"Wir müssen das Übel an der Wurzel packen." Das fordert der CSU-Abgeordnete Georg Nüßlein und meint damit den Preis für Fleisch. Der hat seiner Meinung nach auch Auswirkungen auf die Arbeitsbedingungen in den Schlachthöfen. Der Preisdruck beim Fleisch sei für prekäre Beschäftigungsverhältnisse mit daraus resultierenden Gesundheits- und Hygienerisiken verantwortlich.
Was aus seiner Sicht helfen könnte: dass nicht mehr mit dem Preis für Fleisch geworben wird. Und wenn der Handel hier nicht freiwillig mitzieht, dann will Nüßlein ein Verbot. Das sagte er nun der Deutschen Presse Agentur - aber kann der Fleischpreis tatsächlich Einfluss auf die Arbeitsbedingungen haben?
Das kann durchaus sein, sagt Josef Efken vom staatlichen Thünen-Institut. Im Einzelhandel herrsche ein starker Wettbewerb, der sich nach unten auswirke, auf die Produktionsprozesse, sodass alles, was dazu beitrage, diesen Preiswettbewerb zu mildern, auch Auswirkungen habe. Er fügt allerdings auch hinzu:
"Aber diese Auswirkungen kann man nicht genau fest machen an Personalkosten oder an Erzeugungsbedingungen. Ich glaube, das wäre zu gewagt, zu sagen: Es gibt einen unmittelbaren Zusammenhang zwischen den schlechten Wohnverhältnissen der Arbeiterinnen und Arbeiter, die in Schlachthöfen arbeiten, und diesen Preiswettbewerb."
Problem der Mindeststandards - vor allem für Subunternehmer
So Marktwissenschaftler Efken. Um die Bedingungen für die Arbeiter von Schlachthöfen zu verbessern, plädiert er hingegen für Mindeststandards, die auch von den Subunternehmern einzuhalten sind und die auch über die Vorgaben, die nur im Schlachthof gelten, hinausgehen, sodass man sagt:
"Wir wollen auf jeden Fall, dass auch Bedingungen hinsichtlich der Wohnverhältnisse da festgezurrt werden und ein Mindestniveau immer eingehalten wird", sagt Efken.
Auch Achim Spiller, Professor an der Universität Göttingen, ist zurückhaltend, wenn es um die Auswirkungen des Fleischpreises auf die Arbeitsbedingungen geht.
Ökonom Spiller: Kein Automatismus
"Es gibt definitiv keinen Automatismus zwischen den Endverbraucherpreisen und den Bedingungen in der gesamten Wertschöpfungskette: Das, was die Landwirte für ihre Tiere bekommen oder wie die Arbeitnehmer bezahlt werden", so Spiller.
Er forderte hingegen mehr Transparenz.

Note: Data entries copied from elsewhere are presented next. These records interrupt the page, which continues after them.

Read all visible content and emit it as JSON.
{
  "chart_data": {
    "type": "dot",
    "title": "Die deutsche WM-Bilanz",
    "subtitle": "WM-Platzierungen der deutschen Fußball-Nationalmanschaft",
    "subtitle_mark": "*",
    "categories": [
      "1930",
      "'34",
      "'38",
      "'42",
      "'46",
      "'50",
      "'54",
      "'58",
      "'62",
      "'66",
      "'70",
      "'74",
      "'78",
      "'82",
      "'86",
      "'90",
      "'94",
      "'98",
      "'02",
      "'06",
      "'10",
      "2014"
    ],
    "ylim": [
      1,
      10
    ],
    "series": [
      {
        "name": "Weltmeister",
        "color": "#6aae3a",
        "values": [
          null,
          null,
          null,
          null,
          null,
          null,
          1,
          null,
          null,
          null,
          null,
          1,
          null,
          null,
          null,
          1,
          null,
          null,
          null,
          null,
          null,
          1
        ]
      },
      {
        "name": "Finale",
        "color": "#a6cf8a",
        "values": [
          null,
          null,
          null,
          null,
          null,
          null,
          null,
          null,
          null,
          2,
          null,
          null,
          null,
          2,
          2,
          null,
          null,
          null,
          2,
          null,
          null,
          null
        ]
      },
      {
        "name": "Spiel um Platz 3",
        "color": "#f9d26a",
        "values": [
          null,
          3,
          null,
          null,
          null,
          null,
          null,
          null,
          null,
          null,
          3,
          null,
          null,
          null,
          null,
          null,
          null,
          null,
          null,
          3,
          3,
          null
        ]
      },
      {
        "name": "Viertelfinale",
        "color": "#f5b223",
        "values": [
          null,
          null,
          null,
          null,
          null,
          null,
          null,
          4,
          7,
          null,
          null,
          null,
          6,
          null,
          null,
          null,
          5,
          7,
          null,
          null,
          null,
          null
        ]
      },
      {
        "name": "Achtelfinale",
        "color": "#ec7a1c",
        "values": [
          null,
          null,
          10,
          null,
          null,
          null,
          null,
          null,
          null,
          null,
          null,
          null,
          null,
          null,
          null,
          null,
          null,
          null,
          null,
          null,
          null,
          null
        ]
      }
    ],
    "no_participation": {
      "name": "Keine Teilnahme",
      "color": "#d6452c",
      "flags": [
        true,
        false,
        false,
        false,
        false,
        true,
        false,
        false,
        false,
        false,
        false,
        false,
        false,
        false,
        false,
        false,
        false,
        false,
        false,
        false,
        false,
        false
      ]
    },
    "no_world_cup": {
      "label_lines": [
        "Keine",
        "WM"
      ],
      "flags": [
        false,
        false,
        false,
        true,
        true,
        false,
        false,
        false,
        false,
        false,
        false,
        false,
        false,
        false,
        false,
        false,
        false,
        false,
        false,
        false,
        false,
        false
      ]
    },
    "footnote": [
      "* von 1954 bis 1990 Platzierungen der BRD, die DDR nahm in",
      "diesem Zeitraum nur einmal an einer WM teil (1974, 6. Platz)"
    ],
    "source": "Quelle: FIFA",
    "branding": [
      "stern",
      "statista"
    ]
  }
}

Also dass die Verbraucher sehen können, woher das Fleisch tatsächlich kommt und wo es verarbeitet wurde. Da könnte die Politik ihren Beitrag leisten. Aber vor allem seien die großen Unternehmen gefordert, drei große Anbieter würden den Markt weitgehend bestimmen.
"Und ich glaube, es wäre einfach dann auch sinnvoll, dass die mit ihrem Namen mal für ihre Leistung stehen. Dass wir also auch dort so etwas wie Markenartikel bekommen und der Verbraucher dann eine Chance hat, zu erkennen: Das kommt jetzt vom Unternehmen X und dem vertraue ich, weil die vielleicht auch in einer solchen Krise dann besser wirtschaften, besser mit ihren Mitarbeitern oder den Landwirten faire Preise bezahlen als andere", meint Spiller.
Schlachtbetriebe auch Thema im Corona-Kabinett
Davon hält Grünen-Politikerin Renate Künast wenig. Transparenz sei zwar immer gut, aber das dürfe nicht zum Suchauftrag für die Kunden werden, mit zu vielen Informationen auf der Packung. Sie verlangt hingegen strengere Regelungen:
"So wie das Bundesarbeitsministerium es ja auch für jeden Automobilhersteller oder sonst was festschreibt. Ja, wie viele Leute unter welchen Hygieneaspekten wo zusammen sein dürfen. Und es muss für die die Schlachtbetrieb arbeiten auch gelten", sagte Künast unserem Hauptstadtstudio.
Auch die Bundesregierung will zunächst an die Gesetze ran und im Corona-Kabinett kommende Woche härtere Regeln beschließen. Zudem mahnte Arbeitsminister Hubertus Heil über die Werksvertrag-Konstruktionen nachzudenken, über die viele Arbeitnehmer in der Fleischbranche angestellt sind. Dieses Subunternehmertum sieht er als die Wurzel allen Übels.